Frank Damiano

John Natsoulas Gallery

[FOR IMMEDIATE RELEASE]

Location: 521 First Street - Davis, CA 95616
Contact: - 530.756.3938
Website: www.natsoulas.com
Gallery Hours: Wed-Th: 11am-5pm, Fri: 11am-10pm, Sat-Sun: 12pm-5pm

Pat Mahony, Kim Frohsin, & Gladys Nilsson

Exhibition Dates: February 28 - March24, 2007
Opening Reception for Pat Mahony: Saturday, March 3, 2007, 7 - 9 pm
Opening Reception for Kim Frohsin: Saturday, March 10, 2007, 7 - 9 pm

Pat Mahony was born in 1951 and graduated from the University of California at Santa Barbara with a Bachelor of Arts degree in Art, with Honors, in 1973. Over time her media and subject matter have evolved, but she has maintained her original voice and artistic vision.

Her work hovers between abstraction and representation. Saturated tones, lush abstraction and a brevity of brushstrokes suggest an absence of wasted motion. Her work emphasizes color, composition and drama. Mahony's subject matter ranges from urban scenes and river landscapes, to still lifes and figurative works.

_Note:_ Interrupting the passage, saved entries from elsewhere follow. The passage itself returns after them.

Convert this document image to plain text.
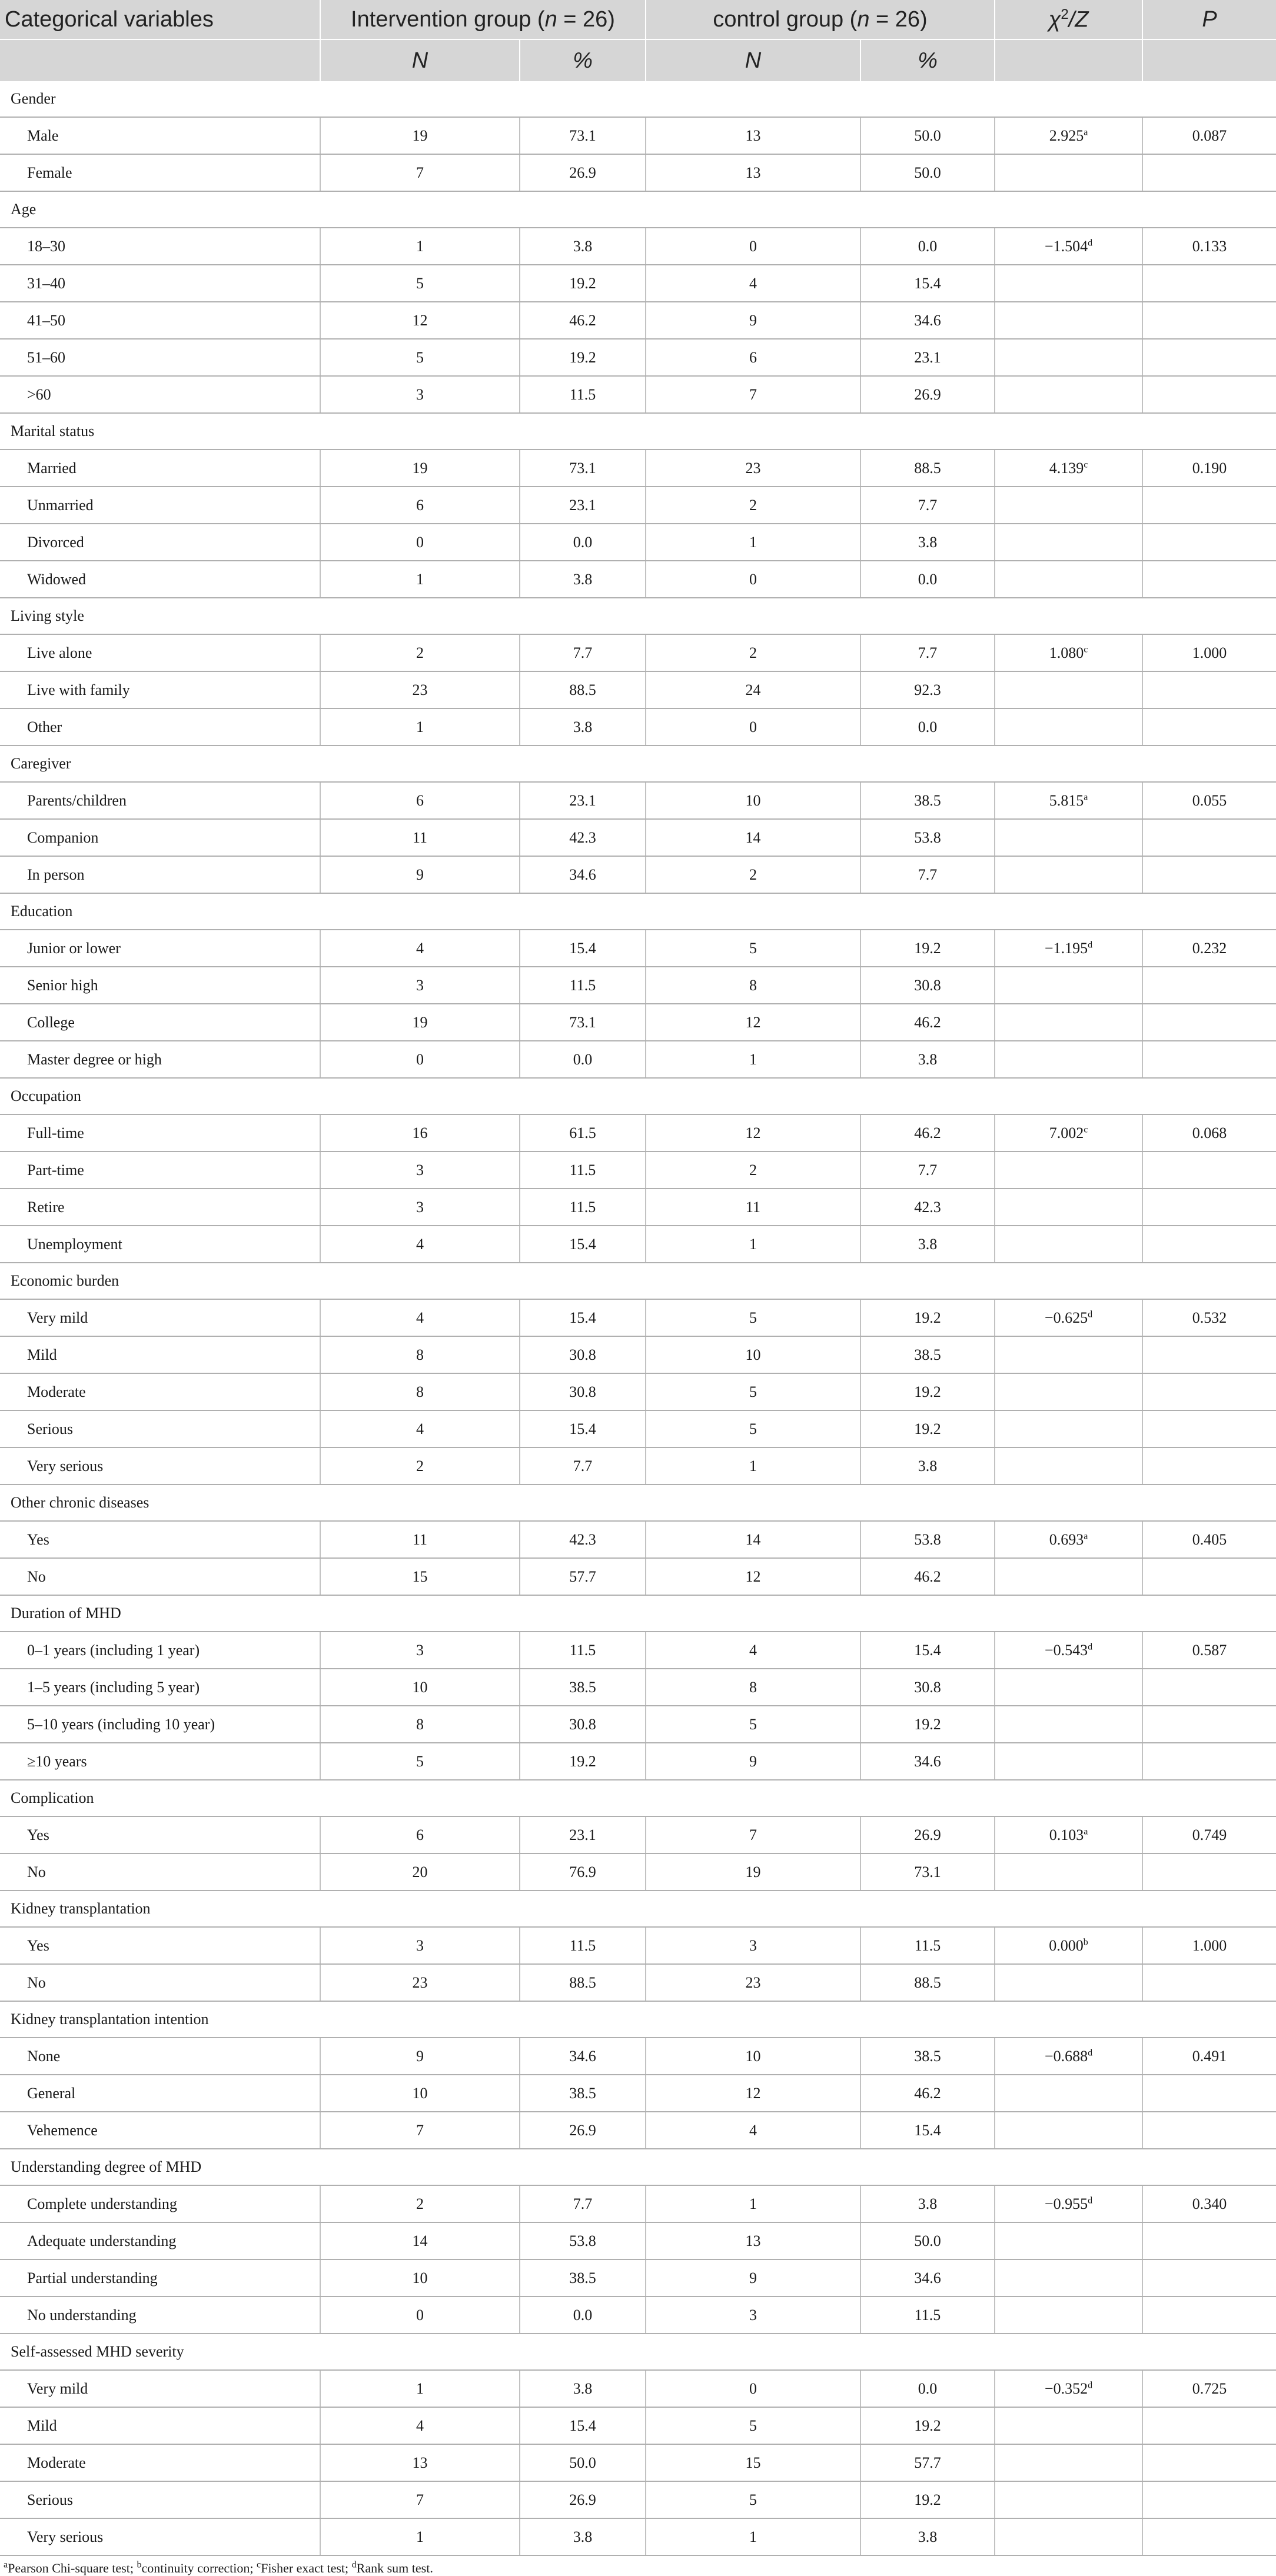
Categorical variables	Intervention group (n = 26)		control group (n = 26)		$\chi^2/Z$	P
	N	%	N	%		
Gender						
Male	19	73.1	13	50.0	2.925$^a$	0.087
Female	7	26.9	13	50.0		
Age						
18–30	1	3.8	0	0.0	−1.504$^d$	0.133
31–40	5	19.2	4	15.4		
41–50	12	46.2	9	34.6		
51–60	5	19.2	6	23.1		
>60	3	11.5	7	26.9		
Marital status						
Married	19	73.1	23	88.5	4.139$^c$	0.190
Unmarried	6	23.1	2	7.7		
Divorced	0	0.0	1	3.8		
Widowed	1	3.8	0	0.0		
Living style						
Live alone	2	7.7	2	7.7	1.080$^c$	1.000
Live with family	23	88.5	24	92.3		
Other	1	3.8	0	0.0		
Caregiver						
Parents/children	6	23.1	10	38.5	5.815$^a$	0.055
Companion	11	42.3	14	53.8		
In person	9	34.6	2	7.7		
Education						
Junior or lower	4	15.4	5	19.2	−1.195$^d$	0.232
Senior high	3	11.5	8	30.8		
College	19	73.1	12	46.2		
Master degree or high	0	0.0	1	3.8		
Occupation						
Full-time	16	61.5	12	46.2	7.002$^c$	0.068
Part-time	3	11.5	2	7.7		
Retire	3	11.5	11	42.3		
Unemployment	4	15.4	1	3.8		
Economic burden						
Very mild	4	15.4	5	19.2	−0.625$^d$	0.532
Mild	8	30.8	10	38.5		
Moderate	8	30.8	5	19.2		
Serious	4	15.4	5	19.2		
Very serious	2	7.7	1	3.8		
Other chronic diseases						
Yes	11	42.3	14	53.8	0.693$^a$	0.405
No	15	57.7	12	46.2		
Duration of MHD						
0–1 years (including 1 year)	3	11.5	4	15.4	−0.543$^d$	0.587
1–5 years (including 5 year)	10	38.5	8	30.8		
5–10 years (including 10 year)	8	30.8	5	19.2		
≥10 years	5	19.2	9	34.6		
Complication						
Yes	6	23.1	7	26.9	0.103$^a$	0.749
No	20	76.9	19	73.1		
Kidney transplantation						
Yes	3	11.5	3	11.5	0.000$^b$	1.000
No	23	88.5	23	88.5		
Kidney transplantation intention						
None	9	34.6	10	38.5	−0.688$^d$	0.491
General	10	38.5	12	46.2		
Vehemence	7	26.9	4	15.4		
Understanding degree of MHD						
Complete understanding	2	7.7	1	3.8	−0.955$^d$	0.340
Adequate understanding	14	53.8	13	50.0		
Partial understanding	10	38.5	9	34.6		
No understanding	0	0.0	3	11.5		
Self-assessed MHD severity						
Very mild	1	3.8	0	0.0	−0.352$^d$	0.725
Mild	4	15.4	5	19.2		
Moderate	13	50.0	15	57.7		
Serious	7	26.9	5	19.2		
Very serious	1	3.8	1	3.8		
$^a$Pearson Chi-square test; $^b$continuity correction; $^c$Fisher exact test; $^d$Rank sum test.
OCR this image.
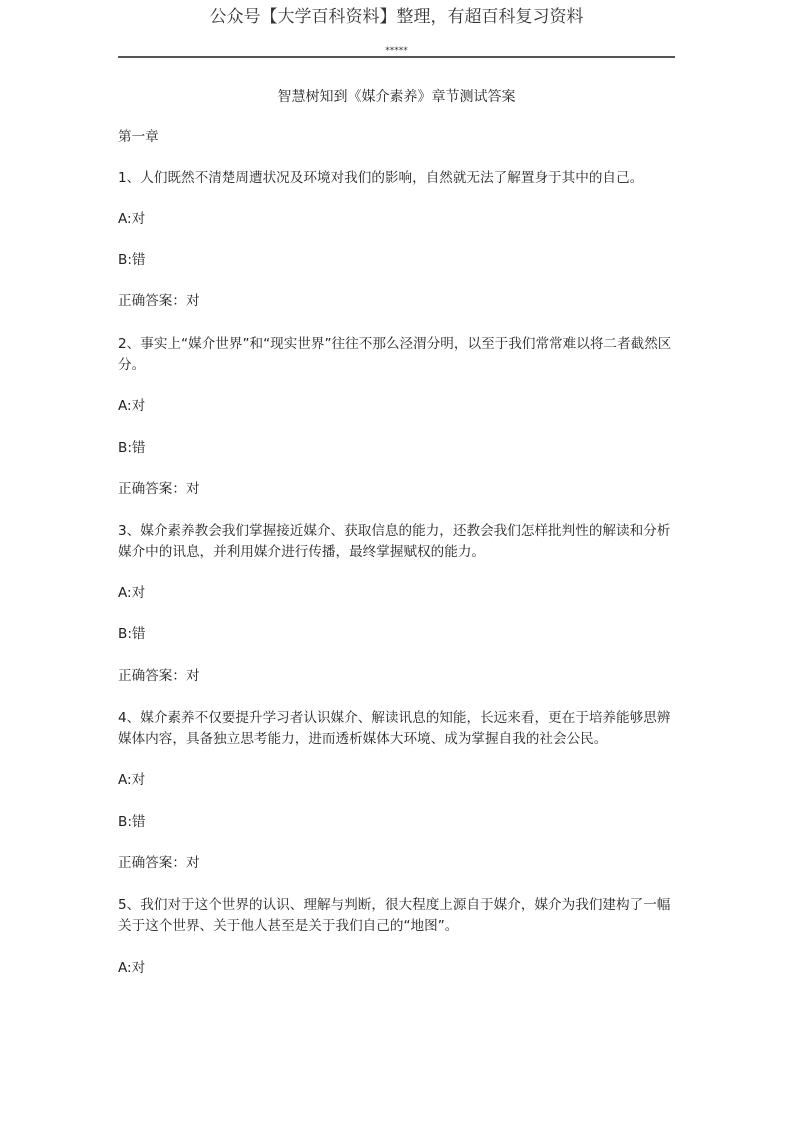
公众号【大学百科资料】整理，有超百科复习资料
*****
智慧树知到《媒介素养》章节测试答案
第一章
1、人们既然不清楚周遭状况及环境对我们的影响，自然就无法了解置身于其中的自己。
A:对
B:错
正确答案：对
2、事实上“媒介世界”和“现实世界”往往不那么泾渭分明，以至于我们常常难以将二者截然区分。
A:对
B:错
正确答案：对
3、媒介素养教会我们掌握接近媒介、获取信息的能力，还教会我们怎样批判性的解读和分析媒介中的讯息，并利用媒介进行传播，最终掌握赋权的能力。
A:对
B:错
正确答案：对
4、媒介素养不仅要提升学习者认识媒介、解读讯息的知能，长远来看，更在于培养能够思辨媒体内容，具备独立思考能力，进而透析媒体大环境、成为掌握自我的社会公民。
A:对
B:错
正确答案：对
5、我们对于这个世界的认识、理解与判断，很大程度上源自于媒介，媒介为我们建构了一幅关于这个世界、关于他人甚至是关于我们自己的“地图”。
A:对
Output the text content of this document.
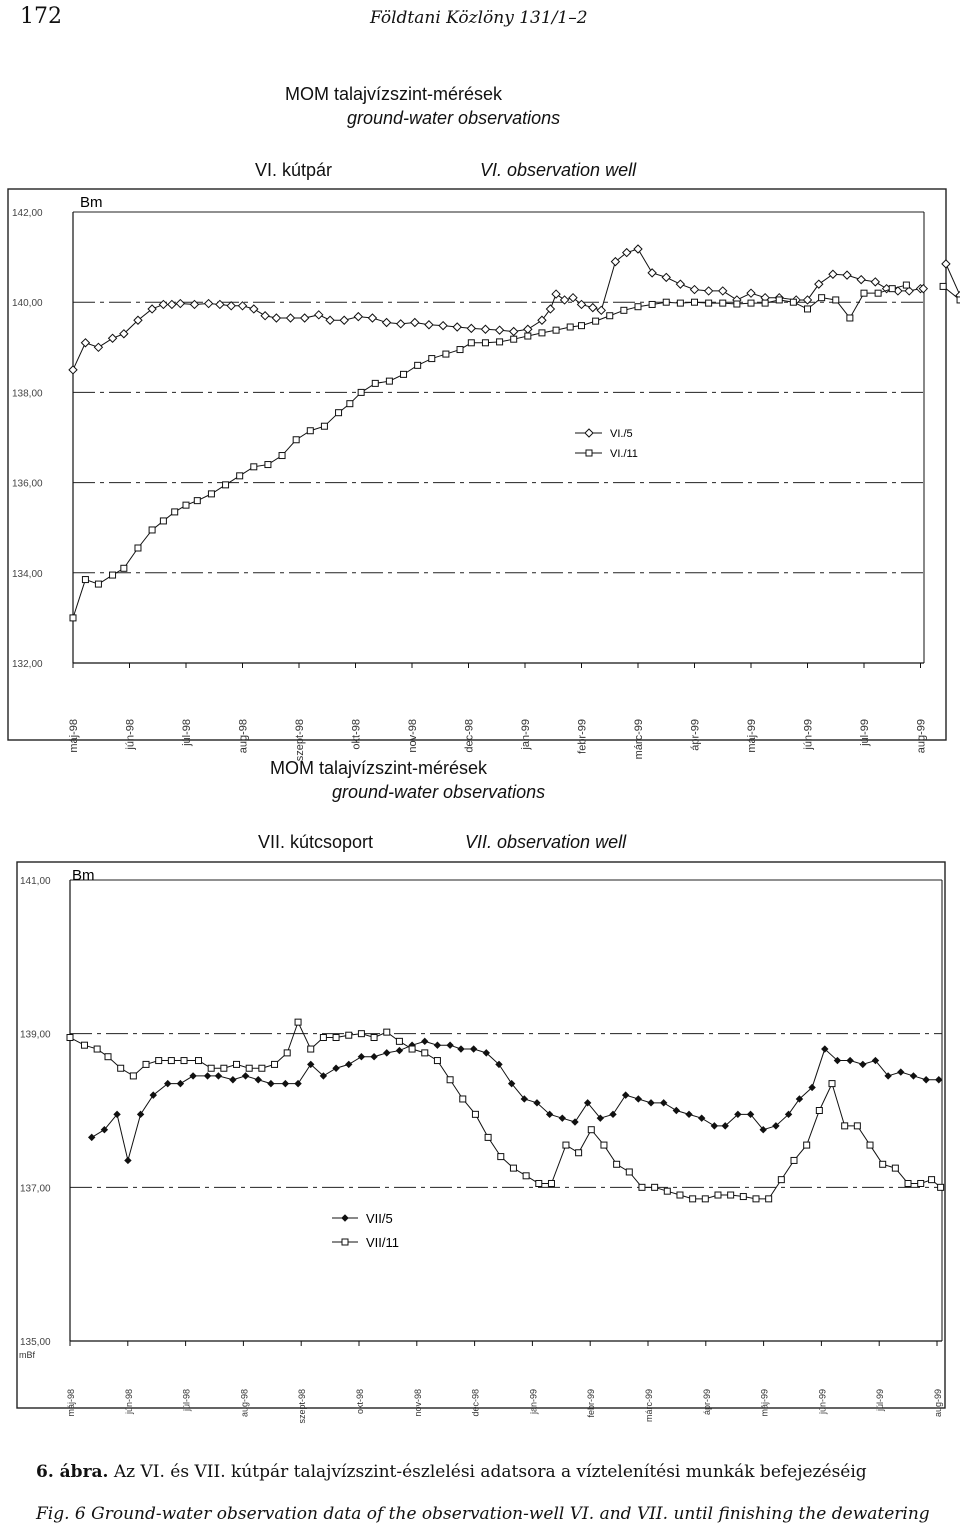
172	Földtani Közlöny 131/1–2
MOM talajvízszint-mérések
ground-water observations
VI. kútpár	VI. observation well
142,00
140,00
138,00
136,00
134,00
132,00
máj-98	jún-98	júl-98	aug-98	szept-98	okt-98	nov-98	dec-98	jan-99	febr-99	márc-99	ápr-99	máj-99	jún-99	júl-99	aug-99
Bm
VI./5
VI./11
MOM talajvízszint-mérések
ground-water observations
VII. kútcsoport	VII. observation well
141,00
139,00
137,00
135,00
máj-98	jún-98	júl-98	aug-98	szept-98	okt-98	nov-98	dec-98	jan-99	febr-99	márc-99	ápr-99	máj-99	jún-99	júl-99	aug-99
Bm
mBf
VII/5
VII/11
6. ábra. Az VI. és VII. kútpár talajvízszint-észlelési adatsora a víztelenítési munkák befejezéséig
Fig. 6 Ground-water observation data of the observation-well VI. and VII. until finishing the dewatering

Kim Frohsin Although she did not study directly under the artists of the Bay Area Figurative School, Kim Frohsin's work definitely has attributes associated to the style of that school. She moved to California in 1979, and subsequently received her Bachelor of Art from San Diego State University in 1984 and her Bachelor of Fine Art in 1988 from the Academy of Art College in San Francisco. These were her artistically formative years, and so by living in San Francisco and being exposed to masters like Diebenkorn, Park, Oliveira, and Bischoff, Frohsin's work was influenced by theirs. Even before she knew the Diebenkorn name, Frohsin was greatly attracted to his compositional ambiguity and strength of his colors and markings.

In the early 1990's, Frohsin's work started to be categorized as third-generation Bay Area Figurative Style, and she began to exhibit her paintings alongside Diebenkorn's work and other Bay Area masters. Her work today is not directly inspired by the figurative movement since she does more life drawing, however, considering her educational foundation and lifestyle in San Francisco, the Bay Area's Figurative School's influences are invariably there.

Gladys Nilsson, a founding member of the Chicago Hairy Who, studied at The School of the Art Institute of Chicago (SAIC) from 1958 to 1962. Encouraged by one of her professors, Nilsson pursued watercolors, which later became her medium of choice. Highly stylized with distorted figures and accentuated with brilliant colors, Nilsson's work reflects her interest in playful language-puns and malapropisms-and other incongruities in life. Nilsson currently teaches at SAIC and continues to be active in Chicago's art community.

Nilsson is one of the few artists who uses watercolors and has revolutionized the media to produce many large and small pieces. Her amazing control and handling of watercolors contributed to her early success in the 1960's when she skyrocketed to international fame. Since then, she has had over 200 solo exhibitions, and close to 400 group shows.